Novembro de 2006. Uma semana de crise nos transportes aéreos. Sérios transtornos nos principais aeroportos brasileiros, causados por anormalidades no sistema de controle do espaço aéreo.
O assunto foi manchete nos jornais, revistas e telejornais. Principal assunto dos noticiários durante vários dias. Manchete-bomba em muitos jornais.
O governo federal interveio, o próprio presidente se mobilizou, convocou ministros para cuidarem pessoalmente do problema... Após uma semana, a crise começou a ser o foco dos altos escalões e prioridade na pauta das intenções.
Houve desconforto para milhares de passageiros, contratempos para muita gente, irritação e indignação. Natural e coerente que se previssem mortes também. Muitas, em conseqüência de acidentes.
Agora vem a pergunta: há quanto tempo se ouve falar das filas do INSS e dos cidadãos humilhados às suas portas madrugadas a dentro? Quantas vezes em sua vida ouviu falar ou foi vítima da inoperância do sistema de atendimento na saúde pública? Quantas vezes teve de se enclausurar atrás das grades de sua casa para evitar assaltantes, seqüestradores e estupradores que circulam livremente? Há quanto tempo tem notícias de caminhoneiros assaltados nas estradas ou imobilizados pelos buracos e estradas intransitáveis? Há quantos anos milhões de pessoas são humilhadas em rodoviárias nojentas e precárias? Quem sabe dizer há quanto tempo acontecem regularmente assaltos a ônibus urbanos e interestaduais, estes com agressões aos passageiros, que, depois do assalto, são trancafiados sem roupas no bagageiro dos ônibus nas madrugadas distantes das grandes manchetes, do glamour dos aeroportos e do conforto da primeira classe?

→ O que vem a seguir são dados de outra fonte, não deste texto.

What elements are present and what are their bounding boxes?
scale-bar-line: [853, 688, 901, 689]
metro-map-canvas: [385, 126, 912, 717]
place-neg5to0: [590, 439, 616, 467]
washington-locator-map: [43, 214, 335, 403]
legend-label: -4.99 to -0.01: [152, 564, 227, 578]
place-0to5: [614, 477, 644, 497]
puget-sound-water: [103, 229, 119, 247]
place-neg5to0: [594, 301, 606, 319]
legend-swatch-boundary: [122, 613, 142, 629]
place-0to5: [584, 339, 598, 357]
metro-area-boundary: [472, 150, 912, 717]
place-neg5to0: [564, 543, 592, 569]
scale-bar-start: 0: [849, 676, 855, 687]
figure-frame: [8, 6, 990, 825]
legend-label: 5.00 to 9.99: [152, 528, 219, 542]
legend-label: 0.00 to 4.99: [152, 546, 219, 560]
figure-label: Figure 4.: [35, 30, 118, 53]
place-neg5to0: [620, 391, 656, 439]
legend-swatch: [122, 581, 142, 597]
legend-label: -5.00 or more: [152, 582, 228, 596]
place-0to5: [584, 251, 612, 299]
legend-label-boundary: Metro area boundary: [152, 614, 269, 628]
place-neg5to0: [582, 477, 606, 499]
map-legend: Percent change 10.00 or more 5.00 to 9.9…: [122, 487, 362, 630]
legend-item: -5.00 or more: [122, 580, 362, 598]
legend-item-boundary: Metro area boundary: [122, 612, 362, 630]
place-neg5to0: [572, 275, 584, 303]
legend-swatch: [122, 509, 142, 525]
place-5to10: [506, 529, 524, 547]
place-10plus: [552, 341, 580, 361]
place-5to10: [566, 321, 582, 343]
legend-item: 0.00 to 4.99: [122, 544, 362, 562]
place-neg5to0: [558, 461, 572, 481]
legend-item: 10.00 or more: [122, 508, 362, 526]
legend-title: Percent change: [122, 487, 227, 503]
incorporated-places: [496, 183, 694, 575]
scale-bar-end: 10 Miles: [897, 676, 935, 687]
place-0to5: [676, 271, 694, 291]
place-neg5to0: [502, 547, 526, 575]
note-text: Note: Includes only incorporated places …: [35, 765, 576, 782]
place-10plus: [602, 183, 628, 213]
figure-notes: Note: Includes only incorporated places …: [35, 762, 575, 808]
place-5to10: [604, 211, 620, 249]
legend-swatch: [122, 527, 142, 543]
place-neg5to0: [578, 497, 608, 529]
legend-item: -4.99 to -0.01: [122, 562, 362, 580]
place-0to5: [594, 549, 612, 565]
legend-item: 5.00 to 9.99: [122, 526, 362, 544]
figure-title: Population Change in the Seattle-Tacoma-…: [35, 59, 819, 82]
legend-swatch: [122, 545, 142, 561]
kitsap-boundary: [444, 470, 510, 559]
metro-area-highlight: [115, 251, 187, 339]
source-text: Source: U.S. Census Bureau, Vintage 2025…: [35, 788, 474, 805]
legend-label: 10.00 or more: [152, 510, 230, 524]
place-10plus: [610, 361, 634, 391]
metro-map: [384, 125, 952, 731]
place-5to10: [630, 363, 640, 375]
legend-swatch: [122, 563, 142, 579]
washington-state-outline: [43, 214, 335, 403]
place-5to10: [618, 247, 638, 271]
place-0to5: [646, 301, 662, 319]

Como explicar que não se veja nenhuma aflição pública nem se ouça falar de reuniões de emergência entre autoridades por causa das 6.000 pessoas mortas nas rodovias a cada ano? Quantas serão as que morrem pelas mãos de assaltantes ou na trajetória das balas perdidas? Quantas morrem a cada ano nos hospitais cujas verbas foram desviadas antes de chegarem em socorro dos pacientes? Enfim, como explicar que a crise no sistema de tráfego aéreo tenha chocado tanto a grande mídia e sacudido as altas autoridades em prazos tão curtos, se comparados com as demais tragédias que não foram evitadas porque suas soluções dormem em gavetas burocráticas há anos? A questão aqui colocada não supõe que a crise aérea deva ser postergada ou subestimada. O que se propõe é uma simples comparação entre o tempo de reação e a repercussão político-social do colapso aéreo e dos demais colapsos nacionais.
Não darei resposta pronta. Prefiro formular outra pergunta. Não importa muito se o argumento parecer simplista ou sensacionalista, mesmo porque a questão que se discute é explosivamente escandalosa. Importa que a reflexão é pertinente e inevitável: se, de repente, pessoas influentes e poderosas que hoje viajam exclusivamente de avião passassem a depender dos ônibus visados por assaltantes, de rodoviárias nojentas, de estradas intransitáveis, do INSS e da saúde pública, esses setores estariam naquele estado de calamidade?